2 juin, 2014

Vue de New York, les élections au Parlement européen.

« Much ado about a blip »

Cataclysme, tremblement de terre, que n-a-t-on pas entendu dimanche dernier 25 Mai à la lecture des résultats préliminaires dans un certain nombre de pays. Longue face sur France2 des caciques UMP et Socialistes, triomphe retenu de Louis Alliot, le « partenaire » de Marine Le Pen, relayé par une suffisance insupportable de l’énarque de service au FN- eh oui, ils en ont un – et rayonnement de la Chef Suprême…

Trêve de balivernes, regardons les faits au niveau des résultats définitifs :

– Le Parti Populaire Européen, auquel participe l’UMP, perd 63 sièges mais demeure le premier groupe en terme d’élus avec 212 inscrits.

– Les socialistes ne sont amputés que de 10 sièges et sont la deuxième force politique avec 185 élus.

– Les libéraux passent de 85 à 71.

– Les « Verts » de 58 à 55.

Bref, les « Euro optimistes » qui étaient 613 dans le Parlement sortant ne sont plus que 523 soit moins 15%..ils demeurent toutefois largement majoritaires avec 70% des élus, au lieu de 80%.Les Eurosceptiques sont une juxtaposition de groupes à idéologies non compatibles, le groupe Europe of Freedom and Democracy – auquel adhère l’UKIP britannique de Nigel Farage- étant violemment oppose à toute alliance avec le FN qu’il qualifie de « raciste et antisémite »

– Les élus indépendants de droite ou extrême droite, nationalistes ne sont pas certains de pouvoir constituer un groupe autonome compte tenu des incompatibilités de programme et du souci de « respectabilité » du FN, qui ne veut pas s’allier avec les députés ouvertement fascistes de Grèce et Hongrie.

– L’extrême gauche est aussi en progrès de 10 sièges, de 35 à 45, notamment du fait de la percée de Syriza en Grèce.

En bref, incontestable poussée des « eurosceptiques », qui représentent désormais avec 143 élus une force politique d’opposition – 19% du Parlement – mais non de proposition, ses composantes principales étant l’UKIP et le FN, accessoirement les élus nationalistes grecs et danois.

Cette élection est largement un désaveu des partis au pouvoir dans leurs Etats respectifs, souvent pour des motifs très étrangers à l’Europe, même si l’argument peut être avance que ces suffrages sanctionnent des politiques d’austérité imposées par la Troika c’est à dire pour faire court le gouvernement allemand et ses suppôts de la Banque Centrale Européenne.

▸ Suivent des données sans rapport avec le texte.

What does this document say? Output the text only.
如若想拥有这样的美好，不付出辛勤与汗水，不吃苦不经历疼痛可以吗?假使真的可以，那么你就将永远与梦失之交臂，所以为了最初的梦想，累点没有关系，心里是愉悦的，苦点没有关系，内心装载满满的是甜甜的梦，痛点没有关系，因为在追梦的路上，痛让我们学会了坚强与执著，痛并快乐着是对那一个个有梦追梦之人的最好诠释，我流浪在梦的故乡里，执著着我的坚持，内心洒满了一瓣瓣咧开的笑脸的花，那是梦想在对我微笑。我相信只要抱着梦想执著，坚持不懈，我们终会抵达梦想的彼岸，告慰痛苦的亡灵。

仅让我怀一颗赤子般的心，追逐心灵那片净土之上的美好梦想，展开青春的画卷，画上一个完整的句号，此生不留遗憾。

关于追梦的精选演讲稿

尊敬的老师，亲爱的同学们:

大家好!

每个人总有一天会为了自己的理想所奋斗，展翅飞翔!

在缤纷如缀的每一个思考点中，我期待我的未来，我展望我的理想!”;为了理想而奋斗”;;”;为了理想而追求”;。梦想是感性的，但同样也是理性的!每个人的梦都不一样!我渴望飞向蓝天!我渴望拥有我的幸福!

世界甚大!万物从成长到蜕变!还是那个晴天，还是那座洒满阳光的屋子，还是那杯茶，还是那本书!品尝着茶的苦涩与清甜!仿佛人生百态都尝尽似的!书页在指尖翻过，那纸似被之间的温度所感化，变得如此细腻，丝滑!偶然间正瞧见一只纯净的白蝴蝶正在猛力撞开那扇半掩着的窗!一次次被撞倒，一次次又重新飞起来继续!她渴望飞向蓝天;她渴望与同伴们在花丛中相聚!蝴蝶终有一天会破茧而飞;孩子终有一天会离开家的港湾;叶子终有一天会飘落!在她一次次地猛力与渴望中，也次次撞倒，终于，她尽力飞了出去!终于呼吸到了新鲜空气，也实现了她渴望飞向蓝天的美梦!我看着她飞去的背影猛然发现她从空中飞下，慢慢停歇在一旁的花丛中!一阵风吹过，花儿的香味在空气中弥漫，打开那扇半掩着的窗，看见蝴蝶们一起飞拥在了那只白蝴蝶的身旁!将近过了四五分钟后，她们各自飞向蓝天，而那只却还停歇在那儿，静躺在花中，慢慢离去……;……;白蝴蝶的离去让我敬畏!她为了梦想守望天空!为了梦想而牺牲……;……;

Il est à craindre que des politiques anti-libérales, protectionnistes soient adoptées en réaction à ces résultats dans un souci de démagogie populiste.

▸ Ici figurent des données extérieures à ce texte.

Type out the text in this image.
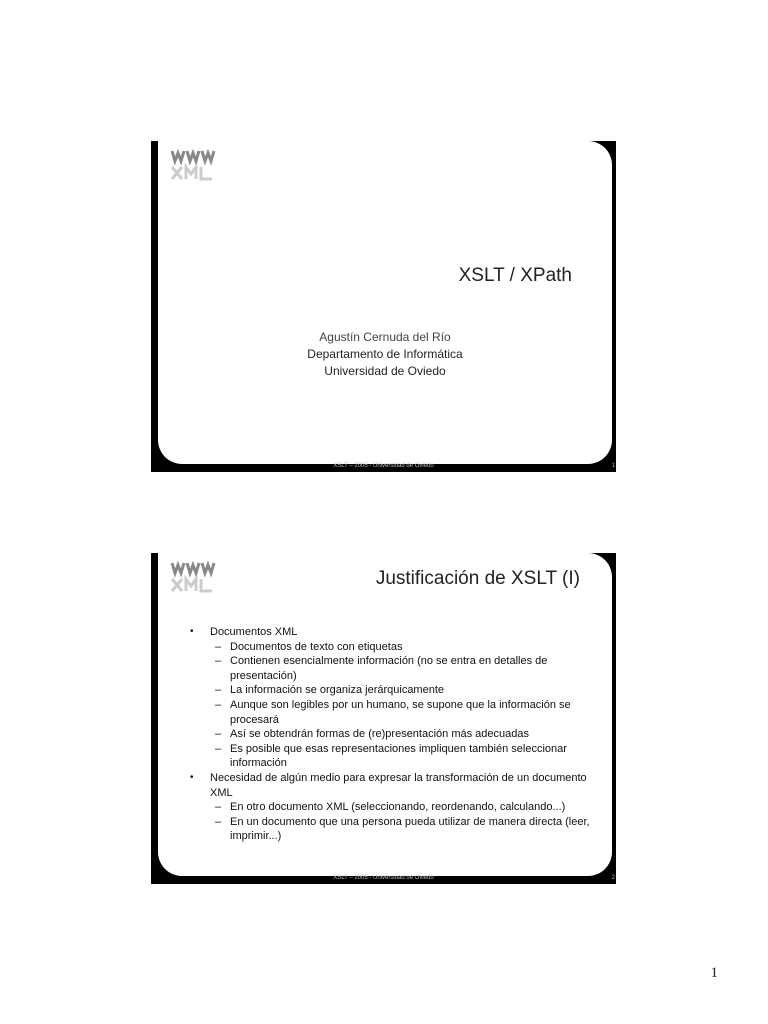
XSLT / XPath
Agustín Cernuda del Río
Departamento de Informática
Universidad de Oviedo
XSLT – 2005 - Universidad de Oviedo	1
Justificación de XSLT (I)
• Documentos XML
– Documentos de texto con etiquetas
– Contienen esencialmente información (no se entra en detalles de presentación)
– La información se organiza jerárquicamente
– Aunque son legibles por un humano, se supone que la información se procesará
– Así se obtendrán formas de (re)presentación más adecuadas
– Es posible que esas representaciones impliquen también seleccionar información
• Necesidad de algún medio para expresar la transformación de un documento XML
– En otro documento XML (seleccionando, reordenando, calculando...)
– En un documento que una persona pueda utilizar de manera directa (leer, imprimir...)
XSLT – 2005 - Universidad de Oviedo	2
1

Au niveau européen, l’agenda de convergence et d’intégration sera ralenti, sur des dossiers controverses de majorité qualifiée dans le domaine politique, ou de plus grande harmonisation financière et fiscale.

La nouvelle commission sera désignée après moultes tractations, notamment sur le choix du Président, la nouvelle donne politique devrait assurer la cooptation d’un représentant du PPE L’émergence vraisemblable d’un candidat de compromis fera du titulaire un nouveau Président sans véritable légitimité démocratique ou leadership, et le maintiendra dans une position secondaire par rapport aux principaux chefs d’Etat qui ont le pouvoir effectif de décision.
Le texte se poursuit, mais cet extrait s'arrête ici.